Though in that case the constraint is narrower on the subtype’s parameter.

Same reasoning, CliffordNumber’s parameters are less constrained to the type system.

This one works nicely because you fixed the type parameters with the constraints mismatch.

Strange, I get false, which makes sense because the 2nd CliffordNumber parameter isn’t constrained. I didn’t install your package, I only copy-pasted struct QuadraticForm{P,Q,R} end; const APS = QuadraticForm{3,0,0} and then the code you posted, but AFAIK this shouldn’t make a difference because type definitions are set in stone.

This one works for me, and it makes sense because the 2nd CliffordNumber parameter has the same constraint as AbstractCliffordNumber.

As for why a subtype’s parameters doesn’t gain the constraints of its declared supertype’s parameters by default, it’s because you actually implicitly specified Any as the type constraints.
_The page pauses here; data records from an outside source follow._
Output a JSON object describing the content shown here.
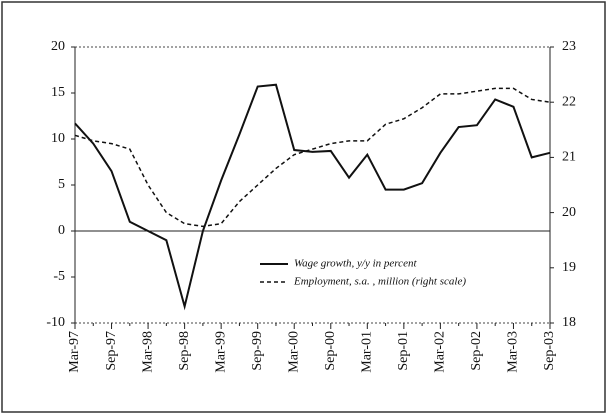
{
  "chart_data": {
    "type": "line",
    "categories": [
      "Mar-97",
      null,
      "Sep-97",
      null,
      "Mar-98",
      null,
      "Sep-98",
      null,
      "Mar-99",
      null,
      "Sep-99",
      null,
      "Mar-00",
      null,
      "Sep-00",
      null,
      "Mar-01",
      null,
      "Sep-01",
      null,
      "Mar-02",
      null,
      "Sep-02",
      null,
      "Mar-03",
      null,
      "Sep-03"
    ],
    "series": [
      {
        "name": "Wage growth, y/y in percent",
        "color": "#111111",
        "dash": "solid",
        "values": [
          11.7,
          9.5,
          6.5,
          1.0,
          0,
          -1.0,
          -8.2,
          0,
          5.5,
          10.5,
          15.7,
          15.9,
          8.8,
          8.6,
          8.7,
          5.8,
          8.3,
          4.5,
          4.5,
          5.2,
          8.5,
          11.3,
          11.5,
          14.3,
          13.5,
          8.0,
          8.5
        ]
      },
      {
        "name": "Employment, s.a. , million (right scale)",
        "color": "#111111",
        "dash": "dashed",
        "axis": "y2",
        "values": [
          21.4,
          21.3,
          21.25,
          21.15,
          20.5,
          20.0,
          19.8,
          19.75,
          19.8,
          20.2,
          20.5,
          20.8,
          21.05,
          21.15,
          21.25,
          21.3,
          21.3,
          21.6,
          21.7,
          21.9,
          22.15,
          22.15,
          22.2,
          22.25,
          22.25,
          22.05,
          22.0
        ]
      }
    ],
    "ylim": [
      -10,
      20
    ],
    "yticks": [
      -10,
      -5,
      0,
      5,
      10,
      15,
      20
    ],
    "y2lim": [
      18,
      23
    ],
    "y2ticks": [
      18,
      19,
      20,
      21,
      22,
      23
    ],
    "legend": "lower-right"
  }
}
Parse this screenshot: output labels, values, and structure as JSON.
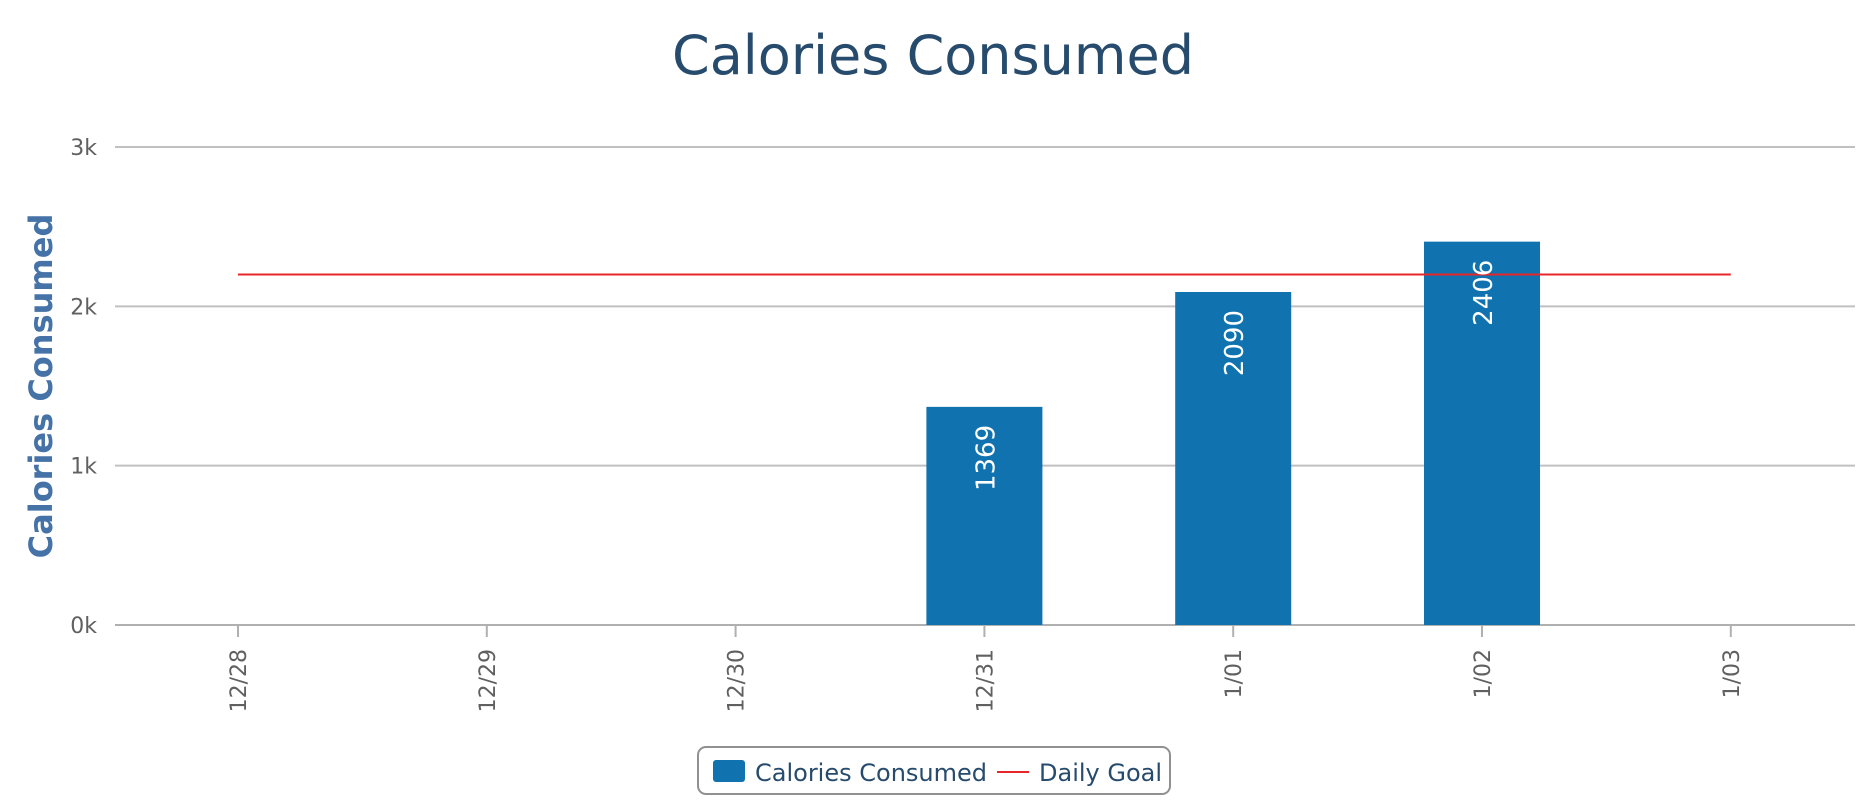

It’s not treated differently from doing:

abstract type AB{T<:Real} end
struct B{T<:AbstractString} <: AB{T} end
#= same as specifying arbitrary where clause in iterated union,
which isn't restricted by an existing type's where clause,
in this case B{T} where T<:AbstractString also specifies
a supertype AB{T} where T<:AbstractString (matching T). =#

It’s more apparent there that you can’t simply “inherit” parameter constraints, you must compute the type intersection; in B’s case there is no valid type parameter. typeintersect is documented to be occasionally imprecise (though it works perfectly for typeintersect(AbstractString, Real) == Union{}), so checking for a valid parameter is done using the direct types’ and its supertypes’ constraints sequentially. If you don’t want to deal with intersection difficulties, manually replicate or narrow constraints in all the subtypes’ definitions. This is best practice because you don’t want to look up supertypes, which are possibly in other packages, just to know the parameter constraints.

brainandforce · February 18, 2024, 8:37pm

This explains it. This might be something that needs to be reflected in Julia documentation, because I couldn’t find anything on it in the Types section, even though it does cover parametric abstract types.

brainandforce · February 27, 2024, 9:28pm

Just going to point out that I’ve opened up an issue on GitHub to have this behavior documented.

The one response does suggest enforcing the constraint through typeintersect.

Benny · February 28, 2024, 5:01am

Unfortunately I don’t think that’ll work because of typeintersect’s occasional imprecision, checking type parameter constraints up the supertype chain really is more reliable, and that’s not something you can really store in 1 UnionAll. There could be a method that prints the sequence of parameter constraints, for reflection’s sake.

Besides, making types have straightforward type parameter constraints in the source code still requires manual design, for example struct CliffordNumber{Q,T,L} would be misleading whether or not the resulting UnionAll instance incorporated perfected typeintersect constraints. That would indeed be nice to document somewhere.

Feel free to bring these up in the issue or just link this thread in your post, that’s done sometimes for brevity’s sake.